It’s been 50 years and the tumultuous events of 1968 continue to shape and define our world. With each week, it seemed, came another shock, another tragedy. But in the 12th month the world came together for one transcendent moment.
Fifty years later, the L.A. Times is taking a reflective look back at that turbulent year. Help us retell the stories. Was there a moment, large or small, from 1968 that has stuck with you? What did you see? What did you do? Share your memory.
North Vietnamese troops and Viet Cong guerrillas launch surprise attacks throughout South Vietnam on the Lunar New Year, or Tet. Rockets, grenades and fires reduce portions of Saigon to rubble. U.S. and South Vietnamese forces eventually repel the offensive, and the North sustains heavy losses. Though militarily a failure, the offensive undermines public support in the U.S. for the war.
Viet Cong killed
East L.A. walkouts
Students at Garfield High School in East Los Angeles, most of them Mexican Americans, walk out of class to demand better educational opportunities and facilities. Lincoln High School social studies teacher Sal Castro helps instigate the protests and becomes one of the students’ most outspoken defenders. The walkouts spread to other campuses and lead to reforms throughout the Los Angeles Unified School District and inspire a generation of Mexican American activists.
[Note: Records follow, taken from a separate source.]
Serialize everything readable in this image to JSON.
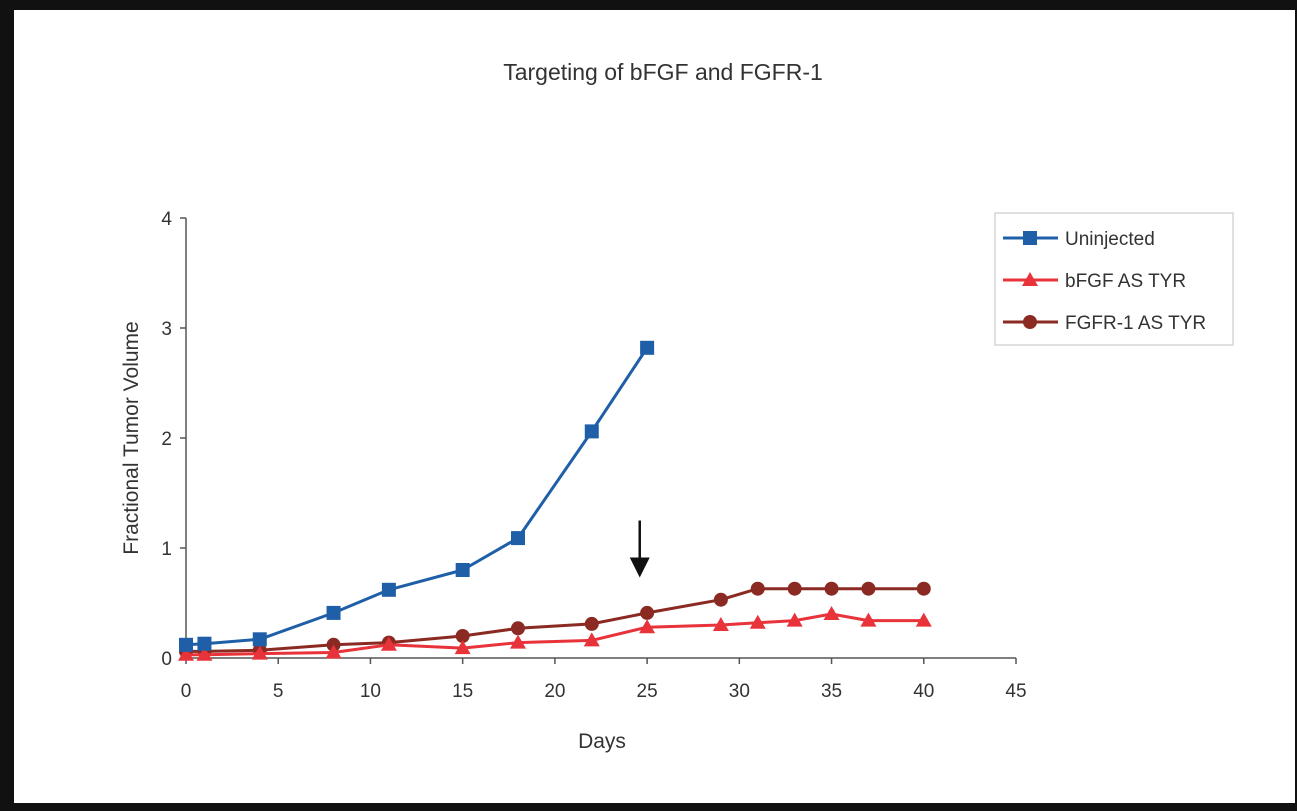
{
  "chart_data": {
    "type": "line",
    "title": "Targeting of bFGF and FGFR-1",
    "xlabel": "Days",
    "ylabel": "Fractional Tumor Volume",
    "xlim": [
      0,
      45
    ],
    "ylim": [
      0,
      4
    ],
    "x_ticks": [
      "0",
      "5",
      "10",
      "15",
      "20",
      "25",
      "30",
      "35",
      "40",
      "45"
    ],
    "y_ticks": [
      "0",
      "1",
      "2",
      "3",
      "4"
    ],
    "grid": false,
    "legend_position": "right",
    "annotation": {
      "type": "arrow-down",
      "x": 24.6,
      "y_from": 1.25,
      "y_to": 0.75
    },
    "series": [
      {
        "name": "Uninjected",
        "color": "#1f5fa8",
        "marker": "square",
        "x": [
          0,
          1,
          4,
          8,
          11,
          15,
          18,
          22,
          25
        ],
        "y": [
          0.12,
          0.13,
          0.17,
          0.41,
          0.62,
          0.8,
          1.09,
          2.06,
          2.82
        ]
      },
      {
        "name": "bFGF AS TYR",
        "color": "#e8333b",
        "marker": "triangle",
        "x": [
          0,
          1,
          4,
          8,
          11,
          15,
          18,
          22,
          25,
          29,
          31,
          33,
          35,
          37,
          40
        ],
        "y": [
          0.03,
          0.03,
          0.04,
          0.05,
          0.12,
          0.09,
          0.14,
          0.16,
          0.28,
          0.3,
          0.32,
          0.34,
          0.4,
          0.34,
          0.34
        ]
      },
      {
        "name": "FGFR-1 AS TYR",
        "color": "#8b2a22",
        "marker": "circle",
        "x": [
          0,
          1,
          4,
          8,
          11,
          15,
          18,
          22,
          25,
          29,
          31,
          33,
          35,
          37,
          40
        ],
        "y": [
          0.06,
          0.06,
          0.07,
          0.12,
          0.14,
          0.2,
          0.27,
          0.31,
          0.41,
          0.53,
          0.63,
          0.63,
          0.63,
          0.63,
          0.63
        ]
      }
    ]
  }
}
Martin Luther King Jr. assassinated
The Rev. Martin Luther King Jr. is shot by James Earl Ray at the Lorraine Motel in Memphis, Tenn. Riots erupt across the country, notably in Washington, D.C., and on April 6 the Black Panthers engage in a shootout with police in Oakland. But many large African American communities heed the words of civil rights leaders to remain peaceful. On April 9, television coverage of King's funeral in Atlanta — his casket carried on a cart pulled by mules — grips the nation.
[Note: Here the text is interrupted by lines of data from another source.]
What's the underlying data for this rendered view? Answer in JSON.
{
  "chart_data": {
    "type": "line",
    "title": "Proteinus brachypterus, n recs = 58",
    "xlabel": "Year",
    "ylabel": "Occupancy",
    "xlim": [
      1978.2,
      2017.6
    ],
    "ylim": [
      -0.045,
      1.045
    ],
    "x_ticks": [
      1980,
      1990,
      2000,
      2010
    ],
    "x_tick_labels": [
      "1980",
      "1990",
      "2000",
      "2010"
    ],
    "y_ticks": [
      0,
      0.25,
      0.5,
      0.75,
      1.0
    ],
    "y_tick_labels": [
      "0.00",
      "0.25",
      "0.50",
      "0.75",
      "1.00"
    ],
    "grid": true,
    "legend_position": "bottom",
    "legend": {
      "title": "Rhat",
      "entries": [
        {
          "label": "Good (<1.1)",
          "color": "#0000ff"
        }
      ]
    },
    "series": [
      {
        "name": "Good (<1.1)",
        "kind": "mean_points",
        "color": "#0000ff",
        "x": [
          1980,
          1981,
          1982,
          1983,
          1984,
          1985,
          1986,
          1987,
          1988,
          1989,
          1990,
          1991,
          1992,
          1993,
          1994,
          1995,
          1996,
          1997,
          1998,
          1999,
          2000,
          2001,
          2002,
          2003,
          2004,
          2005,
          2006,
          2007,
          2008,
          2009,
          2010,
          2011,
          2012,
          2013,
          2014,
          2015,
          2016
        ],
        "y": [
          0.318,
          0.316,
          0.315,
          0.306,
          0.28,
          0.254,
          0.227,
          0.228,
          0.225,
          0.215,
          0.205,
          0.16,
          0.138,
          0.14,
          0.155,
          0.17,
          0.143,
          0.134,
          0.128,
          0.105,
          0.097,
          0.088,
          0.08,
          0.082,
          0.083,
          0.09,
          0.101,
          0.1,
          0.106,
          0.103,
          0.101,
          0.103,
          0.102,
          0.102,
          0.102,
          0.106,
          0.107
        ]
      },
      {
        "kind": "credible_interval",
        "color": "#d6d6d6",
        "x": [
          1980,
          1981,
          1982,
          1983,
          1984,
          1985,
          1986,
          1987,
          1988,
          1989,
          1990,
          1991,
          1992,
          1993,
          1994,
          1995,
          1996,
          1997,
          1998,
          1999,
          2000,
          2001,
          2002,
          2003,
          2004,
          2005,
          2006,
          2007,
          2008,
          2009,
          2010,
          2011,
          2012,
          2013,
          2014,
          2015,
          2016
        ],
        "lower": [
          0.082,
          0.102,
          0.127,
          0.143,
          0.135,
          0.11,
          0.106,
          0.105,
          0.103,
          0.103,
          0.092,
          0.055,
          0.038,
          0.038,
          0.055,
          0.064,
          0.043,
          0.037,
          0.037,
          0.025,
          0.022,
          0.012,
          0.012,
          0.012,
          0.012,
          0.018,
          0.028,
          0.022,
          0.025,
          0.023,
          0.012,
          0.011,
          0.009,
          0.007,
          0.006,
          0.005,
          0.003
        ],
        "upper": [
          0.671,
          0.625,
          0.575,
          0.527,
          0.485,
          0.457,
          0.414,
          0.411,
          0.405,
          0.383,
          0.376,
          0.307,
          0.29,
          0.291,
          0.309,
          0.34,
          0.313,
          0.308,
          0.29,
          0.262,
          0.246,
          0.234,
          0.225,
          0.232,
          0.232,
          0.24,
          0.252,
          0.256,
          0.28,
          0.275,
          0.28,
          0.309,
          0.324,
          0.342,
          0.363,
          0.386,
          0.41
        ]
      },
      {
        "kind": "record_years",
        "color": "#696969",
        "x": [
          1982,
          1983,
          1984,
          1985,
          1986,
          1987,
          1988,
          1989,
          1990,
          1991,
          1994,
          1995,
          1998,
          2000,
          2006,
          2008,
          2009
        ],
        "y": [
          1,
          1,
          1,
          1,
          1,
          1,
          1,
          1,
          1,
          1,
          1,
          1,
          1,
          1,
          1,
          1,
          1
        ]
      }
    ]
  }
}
Columbia University occupation
Students take over administration buildings at Columbia University in New York, an occupation triggered by a ban on student demonstrations and a university plan to build a gymnasium in a nearby black neighborhood. Students denounce the plan as racist. Police force out the students a week later, using crowbars and hacksaws to break through barricades. The protests inspire sit-ins at campuses across the nation in April and for months to come.
France in turmoil
An array of grievances — about education, the economy and the government of President Charles de Gaulle — triggers weeks of unrest across France. The turmoil begins May 2 with university student protests in Paris. Similar protests erupt nationwide and workers stage a general strike. Thousands of police are dispatched to restore order.
Robert F. Kennedy assassinated
Shortly after winning the California Democratic primary, Sen. Robert F. Kennedy is shot by Sirhan Sirhan at the Ambassador Hotel in Los Angeles. He dies the next day. At his funeral, Edward M. Kennedy asks that his brother not be idealized but be "remembered simply as a good and decent man, who saw wrong and tried to right it, saw suffering and tried to heal it, saw war and tried to stop it."
Troops from the Soviet Union and other Warsaw Pact nations roll into Czechoslovakia to quash the liberalization movement known as Prague Spring. Prague residents resist, even setting a Soviet tank afire, but they are no match for troops. Czech leader Alexander Dubcek had promised "socialism with a human face" and lifted restrictions on media and expression. This proves threatening to the Soviets, and a hard-line communist government resumes power.
Democratic National Convention violence
Thousands of police officers firing tear gas and swinging billy clubs descend on antiwar protesters outside the Democratic National Convention in Chicago. Protesters had squared off with police and National Guard troops earlier in the week, but the violent events of Aug. 28, televised live, horrify the nation and contribute to Democrat Hubert Humphrey's loss to Richard M. Nixon in November’s presidential election. A government report will later call it "a police riot."
Black Power salute
In an act that captures the anger of the times, U.S. Olympic sprinters Tommie Smith and John Carlos protest on the medal stand in the Mexico City Olympic Games as the “Star-Spangled Banner” plays. Smith had won the gold medal and Carlos the bronze in the 200 meters. Silver medalist Peter Norman of Australia joins them in wearing a badge from the Olympic Project for Human Rights, a civil rights group.
Valley State unrest
African American students storm the administration building at what was then known as San Fernando Valley State College to protest the institution's treatment of minority students. They detain 34 people before ending the occupation voluntarily four hours later. The standoff results in the arrests of 19 students and paves the way for the creation of the Pan African Studies Department at what is today Cal State Northridge.
Apollo 8 orbits moon
A traumatic year ends on a note of hope as Apollo 8, the first manned mission to the moon, reaches its destination. In a Christmas Eve telecast beamed worldwide, astronauts Frank Borman, Bill Anders and Jim Lovell read the first 10 verses from the “Book of Genesis.” Borman goes last, ending with the verse: “And God called the dry land Earth; and the gathering together of the waters called he Seas; and God saw that it was good.” Borman added: “And from the crew of Apollo 8, we close with good night, good luck, a Merry Christmas and God bless all of you — all of you on the good Earth.”